By The Dragon Digital team ·

Photo by REINER SCT on Pexels

The National Cyber Security Centre (NCSC), the UK government’s technical authority on cyber security, has come out clearly on something that’s been quietly gaining ground for a while: passkeys are now officially recommended over passwords wherever they’re available. Worth understanding what that actually means for a small business.

What is a passkey, in plain English?

Instead of typing a password, a passkey uses your device as proof that you’re you. When you log in, your phone, laptop, or tablet checks your identity, via your fingerprint, face, or PIN, and signs you in automatically. No password to remember. More importantly, no password to steal or hand over by accident.

The NCSC tested passkeys against traditional passwords combined with two-factor verification (the extra code you get sent to your phone), and found passkeys are at least as secure, and generally more so.
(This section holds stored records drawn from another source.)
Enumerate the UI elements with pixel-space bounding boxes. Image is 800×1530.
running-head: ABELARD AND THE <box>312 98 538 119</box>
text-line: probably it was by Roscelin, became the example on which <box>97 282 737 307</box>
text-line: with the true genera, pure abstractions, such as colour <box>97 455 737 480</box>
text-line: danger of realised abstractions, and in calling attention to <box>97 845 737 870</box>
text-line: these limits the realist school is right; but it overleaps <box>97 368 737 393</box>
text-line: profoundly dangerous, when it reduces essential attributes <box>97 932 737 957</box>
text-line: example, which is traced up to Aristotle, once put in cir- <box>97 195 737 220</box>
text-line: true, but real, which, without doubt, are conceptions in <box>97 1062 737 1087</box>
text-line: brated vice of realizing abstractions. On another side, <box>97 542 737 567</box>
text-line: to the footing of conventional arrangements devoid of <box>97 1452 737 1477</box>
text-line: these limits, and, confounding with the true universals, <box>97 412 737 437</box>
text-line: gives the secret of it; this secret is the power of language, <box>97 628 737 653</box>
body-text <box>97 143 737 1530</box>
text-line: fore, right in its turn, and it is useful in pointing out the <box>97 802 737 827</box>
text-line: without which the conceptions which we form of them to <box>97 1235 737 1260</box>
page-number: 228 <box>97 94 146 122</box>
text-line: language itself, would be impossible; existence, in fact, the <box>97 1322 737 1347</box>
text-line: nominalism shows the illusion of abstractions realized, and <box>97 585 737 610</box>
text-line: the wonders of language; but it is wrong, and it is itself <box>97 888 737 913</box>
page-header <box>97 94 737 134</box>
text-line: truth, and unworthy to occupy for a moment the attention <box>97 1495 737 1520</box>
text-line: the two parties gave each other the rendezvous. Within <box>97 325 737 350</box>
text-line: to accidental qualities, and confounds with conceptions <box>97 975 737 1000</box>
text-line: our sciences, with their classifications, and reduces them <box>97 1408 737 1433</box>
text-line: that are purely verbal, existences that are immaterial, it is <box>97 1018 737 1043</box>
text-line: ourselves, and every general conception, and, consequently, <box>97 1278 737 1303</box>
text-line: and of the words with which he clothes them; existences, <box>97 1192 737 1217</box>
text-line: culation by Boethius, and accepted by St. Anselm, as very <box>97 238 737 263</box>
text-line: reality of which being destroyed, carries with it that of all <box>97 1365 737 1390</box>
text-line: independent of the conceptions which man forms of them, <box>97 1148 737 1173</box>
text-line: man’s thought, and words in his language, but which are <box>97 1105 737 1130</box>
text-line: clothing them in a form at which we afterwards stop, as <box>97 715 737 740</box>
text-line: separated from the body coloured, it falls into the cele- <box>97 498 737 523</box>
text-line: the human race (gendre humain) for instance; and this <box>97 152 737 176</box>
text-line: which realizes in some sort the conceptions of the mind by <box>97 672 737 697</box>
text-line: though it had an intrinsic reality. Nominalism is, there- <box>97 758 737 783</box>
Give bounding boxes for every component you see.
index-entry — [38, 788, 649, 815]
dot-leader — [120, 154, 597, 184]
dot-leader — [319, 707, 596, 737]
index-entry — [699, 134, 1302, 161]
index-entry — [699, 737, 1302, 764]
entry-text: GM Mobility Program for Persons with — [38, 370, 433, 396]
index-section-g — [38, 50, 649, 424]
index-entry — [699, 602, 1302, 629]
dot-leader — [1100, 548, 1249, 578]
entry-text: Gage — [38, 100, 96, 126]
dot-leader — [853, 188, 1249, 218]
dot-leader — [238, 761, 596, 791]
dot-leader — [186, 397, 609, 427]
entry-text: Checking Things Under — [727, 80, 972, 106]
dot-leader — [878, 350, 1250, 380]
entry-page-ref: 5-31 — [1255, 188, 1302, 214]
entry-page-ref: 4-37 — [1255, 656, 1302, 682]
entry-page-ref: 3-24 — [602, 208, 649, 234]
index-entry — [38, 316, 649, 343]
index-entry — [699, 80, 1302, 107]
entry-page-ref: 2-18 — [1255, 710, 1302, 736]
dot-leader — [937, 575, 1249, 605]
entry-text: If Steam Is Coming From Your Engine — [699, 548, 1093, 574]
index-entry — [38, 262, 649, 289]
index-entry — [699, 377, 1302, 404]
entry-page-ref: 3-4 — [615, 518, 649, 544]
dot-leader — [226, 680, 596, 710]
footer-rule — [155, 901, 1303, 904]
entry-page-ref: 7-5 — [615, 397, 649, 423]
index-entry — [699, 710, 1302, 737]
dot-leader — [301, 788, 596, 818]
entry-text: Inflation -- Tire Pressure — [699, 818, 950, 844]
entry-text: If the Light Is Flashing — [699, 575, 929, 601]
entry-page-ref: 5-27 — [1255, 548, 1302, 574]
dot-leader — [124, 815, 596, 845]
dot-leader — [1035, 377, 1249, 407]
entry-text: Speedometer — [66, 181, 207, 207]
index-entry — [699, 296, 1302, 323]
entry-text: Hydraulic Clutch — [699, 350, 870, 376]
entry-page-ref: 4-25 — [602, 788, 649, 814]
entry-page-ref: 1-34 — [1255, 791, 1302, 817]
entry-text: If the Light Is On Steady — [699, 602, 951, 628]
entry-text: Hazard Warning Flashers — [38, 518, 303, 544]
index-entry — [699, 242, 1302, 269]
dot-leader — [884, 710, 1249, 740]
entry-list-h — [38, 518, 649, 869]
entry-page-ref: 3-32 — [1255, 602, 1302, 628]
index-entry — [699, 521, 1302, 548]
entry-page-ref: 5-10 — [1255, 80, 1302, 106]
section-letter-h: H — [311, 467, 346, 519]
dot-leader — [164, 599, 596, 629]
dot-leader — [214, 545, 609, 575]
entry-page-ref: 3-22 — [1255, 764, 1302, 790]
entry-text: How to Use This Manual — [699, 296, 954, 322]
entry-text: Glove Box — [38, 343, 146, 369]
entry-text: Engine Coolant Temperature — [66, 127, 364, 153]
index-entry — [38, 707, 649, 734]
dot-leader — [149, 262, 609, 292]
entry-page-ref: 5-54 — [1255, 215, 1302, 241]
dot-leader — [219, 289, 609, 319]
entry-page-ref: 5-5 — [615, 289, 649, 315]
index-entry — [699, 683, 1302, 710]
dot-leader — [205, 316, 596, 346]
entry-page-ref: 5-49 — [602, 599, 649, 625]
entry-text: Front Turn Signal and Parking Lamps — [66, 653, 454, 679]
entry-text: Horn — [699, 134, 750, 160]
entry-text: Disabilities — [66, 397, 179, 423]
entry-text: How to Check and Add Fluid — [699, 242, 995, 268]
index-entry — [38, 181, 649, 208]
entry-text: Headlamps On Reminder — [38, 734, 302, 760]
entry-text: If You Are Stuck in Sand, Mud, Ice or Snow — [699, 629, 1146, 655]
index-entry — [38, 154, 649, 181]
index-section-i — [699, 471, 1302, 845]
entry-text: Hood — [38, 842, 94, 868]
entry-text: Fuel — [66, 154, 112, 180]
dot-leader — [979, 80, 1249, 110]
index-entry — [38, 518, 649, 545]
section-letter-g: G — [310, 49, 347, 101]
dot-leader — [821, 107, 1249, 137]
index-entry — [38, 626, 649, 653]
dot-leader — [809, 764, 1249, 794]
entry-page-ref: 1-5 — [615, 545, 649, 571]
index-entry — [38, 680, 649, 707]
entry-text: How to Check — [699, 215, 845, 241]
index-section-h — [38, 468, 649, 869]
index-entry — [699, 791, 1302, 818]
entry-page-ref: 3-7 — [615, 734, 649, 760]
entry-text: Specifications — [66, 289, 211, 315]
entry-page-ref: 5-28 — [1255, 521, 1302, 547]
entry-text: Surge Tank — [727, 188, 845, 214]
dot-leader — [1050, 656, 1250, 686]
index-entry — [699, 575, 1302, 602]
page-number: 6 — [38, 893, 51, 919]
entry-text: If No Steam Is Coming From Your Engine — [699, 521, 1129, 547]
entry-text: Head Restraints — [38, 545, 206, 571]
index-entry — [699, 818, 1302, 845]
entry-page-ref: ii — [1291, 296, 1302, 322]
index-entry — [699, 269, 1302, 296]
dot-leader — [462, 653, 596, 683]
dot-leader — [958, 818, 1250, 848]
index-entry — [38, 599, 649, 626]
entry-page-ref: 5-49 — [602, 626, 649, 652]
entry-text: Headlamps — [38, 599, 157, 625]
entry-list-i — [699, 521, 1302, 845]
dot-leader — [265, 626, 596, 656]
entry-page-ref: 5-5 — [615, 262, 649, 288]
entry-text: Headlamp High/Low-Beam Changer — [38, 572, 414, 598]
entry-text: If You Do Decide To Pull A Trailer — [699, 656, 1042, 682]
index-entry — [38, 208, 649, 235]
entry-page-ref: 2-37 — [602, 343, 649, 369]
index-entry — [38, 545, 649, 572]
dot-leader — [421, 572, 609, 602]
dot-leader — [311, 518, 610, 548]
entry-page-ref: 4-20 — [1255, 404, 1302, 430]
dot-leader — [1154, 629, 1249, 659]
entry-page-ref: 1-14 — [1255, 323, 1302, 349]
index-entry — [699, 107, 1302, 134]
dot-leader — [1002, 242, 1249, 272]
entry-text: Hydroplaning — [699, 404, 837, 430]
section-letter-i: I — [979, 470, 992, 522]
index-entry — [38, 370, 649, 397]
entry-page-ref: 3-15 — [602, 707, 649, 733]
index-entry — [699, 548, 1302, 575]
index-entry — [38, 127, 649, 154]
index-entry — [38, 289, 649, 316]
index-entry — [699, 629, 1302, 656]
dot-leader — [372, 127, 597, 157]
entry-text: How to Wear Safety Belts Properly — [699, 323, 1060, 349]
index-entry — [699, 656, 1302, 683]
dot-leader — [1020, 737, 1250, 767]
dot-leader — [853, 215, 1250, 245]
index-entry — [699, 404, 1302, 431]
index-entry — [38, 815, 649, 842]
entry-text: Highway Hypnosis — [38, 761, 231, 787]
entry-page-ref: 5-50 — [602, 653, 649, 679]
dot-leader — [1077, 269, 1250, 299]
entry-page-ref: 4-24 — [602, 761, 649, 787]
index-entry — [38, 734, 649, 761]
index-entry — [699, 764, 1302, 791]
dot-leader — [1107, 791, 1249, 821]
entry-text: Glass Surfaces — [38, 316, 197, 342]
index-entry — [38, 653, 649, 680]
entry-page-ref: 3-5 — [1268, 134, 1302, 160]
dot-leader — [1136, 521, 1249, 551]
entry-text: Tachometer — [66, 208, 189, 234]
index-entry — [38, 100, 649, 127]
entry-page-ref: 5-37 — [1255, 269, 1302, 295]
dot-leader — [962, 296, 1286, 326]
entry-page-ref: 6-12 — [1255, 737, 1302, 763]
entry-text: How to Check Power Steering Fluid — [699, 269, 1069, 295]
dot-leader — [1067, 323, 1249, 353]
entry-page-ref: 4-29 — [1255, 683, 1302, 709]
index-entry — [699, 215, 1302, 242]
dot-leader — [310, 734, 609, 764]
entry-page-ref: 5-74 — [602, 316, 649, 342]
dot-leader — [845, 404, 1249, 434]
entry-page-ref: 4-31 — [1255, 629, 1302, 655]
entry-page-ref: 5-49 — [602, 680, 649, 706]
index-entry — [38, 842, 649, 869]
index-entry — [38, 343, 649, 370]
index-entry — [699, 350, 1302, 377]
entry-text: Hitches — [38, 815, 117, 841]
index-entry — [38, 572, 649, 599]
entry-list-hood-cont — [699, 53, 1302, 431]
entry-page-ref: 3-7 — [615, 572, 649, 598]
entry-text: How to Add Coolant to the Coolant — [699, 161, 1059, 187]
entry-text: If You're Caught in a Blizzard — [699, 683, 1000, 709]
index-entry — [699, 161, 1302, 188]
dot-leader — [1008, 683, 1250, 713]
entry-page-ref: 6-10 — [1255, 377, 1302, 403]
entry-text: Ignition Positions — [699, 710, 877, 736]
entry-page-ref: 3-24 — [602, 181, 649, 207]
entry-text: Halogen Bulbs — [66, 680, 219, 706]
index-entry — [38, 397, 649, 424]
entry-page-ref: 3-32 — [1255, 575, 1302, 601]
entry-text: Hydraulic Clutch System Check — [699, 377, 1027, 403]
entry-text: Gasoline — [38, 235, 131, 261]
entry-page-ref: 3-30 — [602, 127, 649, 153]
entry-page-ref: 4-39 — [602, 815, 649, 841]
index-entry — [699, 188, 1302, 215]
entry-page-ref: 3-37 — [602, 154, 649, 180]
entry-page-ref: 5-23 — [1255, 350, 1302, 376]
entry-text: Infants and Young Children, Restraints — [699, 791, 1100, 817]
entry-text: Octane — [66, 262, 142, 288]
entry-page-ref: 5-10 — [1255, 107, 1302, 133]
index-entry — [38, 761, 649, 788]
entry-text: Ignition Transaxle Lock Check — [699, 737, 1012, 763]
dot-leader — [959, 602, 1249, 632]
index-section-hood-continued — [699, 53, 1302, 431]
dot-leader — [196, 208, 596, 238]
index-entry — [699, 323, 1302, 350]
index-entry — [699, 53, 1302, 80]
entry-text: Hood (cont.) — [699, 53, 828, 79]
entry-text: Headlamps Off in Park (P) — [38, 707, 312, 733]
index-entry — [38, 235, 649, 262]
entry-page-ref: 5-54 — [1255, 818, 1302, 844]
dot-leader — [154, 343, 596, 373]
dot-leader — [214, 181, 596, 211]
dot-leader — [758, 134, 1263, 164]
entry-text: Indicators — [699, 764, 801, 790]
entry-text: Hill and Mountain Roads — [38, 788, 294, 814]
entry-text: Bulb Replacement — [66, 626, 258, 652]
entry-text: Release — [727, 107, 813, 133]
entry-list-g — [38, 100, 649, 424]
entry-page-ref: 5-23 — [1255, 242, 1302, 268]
The reason is straightforward: a hacker can trick you into typing a password into a fake website. They cannot trick you into handing over your fingerprint.

Why this matters if you run a small business

Most cyber incidents involving smaller businesses start the same way: a password gets phished, reused across services, or simply never changed after a member of staff leaves. Passkeys don’t fix every problem in that list, but they do remove the weakest part: the password itself.

For staff, passkeys are faster too, noticeably so compared to entering a password and then waiting for a verification code. Fewer lockouts, fewer password reset requests, less friction in the working day.

If you want to read more about why credential theft is such a persistent problem, our piece on VoidStealer malware and saved browser passwords gives a good example of how attackers go after login details in practice.

Where to start

You don’t need to overhaul everything at once. Most services still support both passwords and passkeys, so you can move gradually. Focus on the accounts that matter most if they get compromised:

  • Email (Microsoft 365 or Google Workspace)
  • Banking portals
  • Payment systems
  • Any system holding client or personal data If a service your business relies on doesn’t support passkeys yet, a strong password from a password manager plus two-factor verification is still a solid position. Don’t let perfect be the enemy of good.

If you’re already on Microsoft 365 or Google Workspace, passkey support is built into most modern devices. It’s worth checking whether it’s switched on for your team’s accounts.

Worth a quiet conversation with whoever looks after your IT about where it makes sense to start.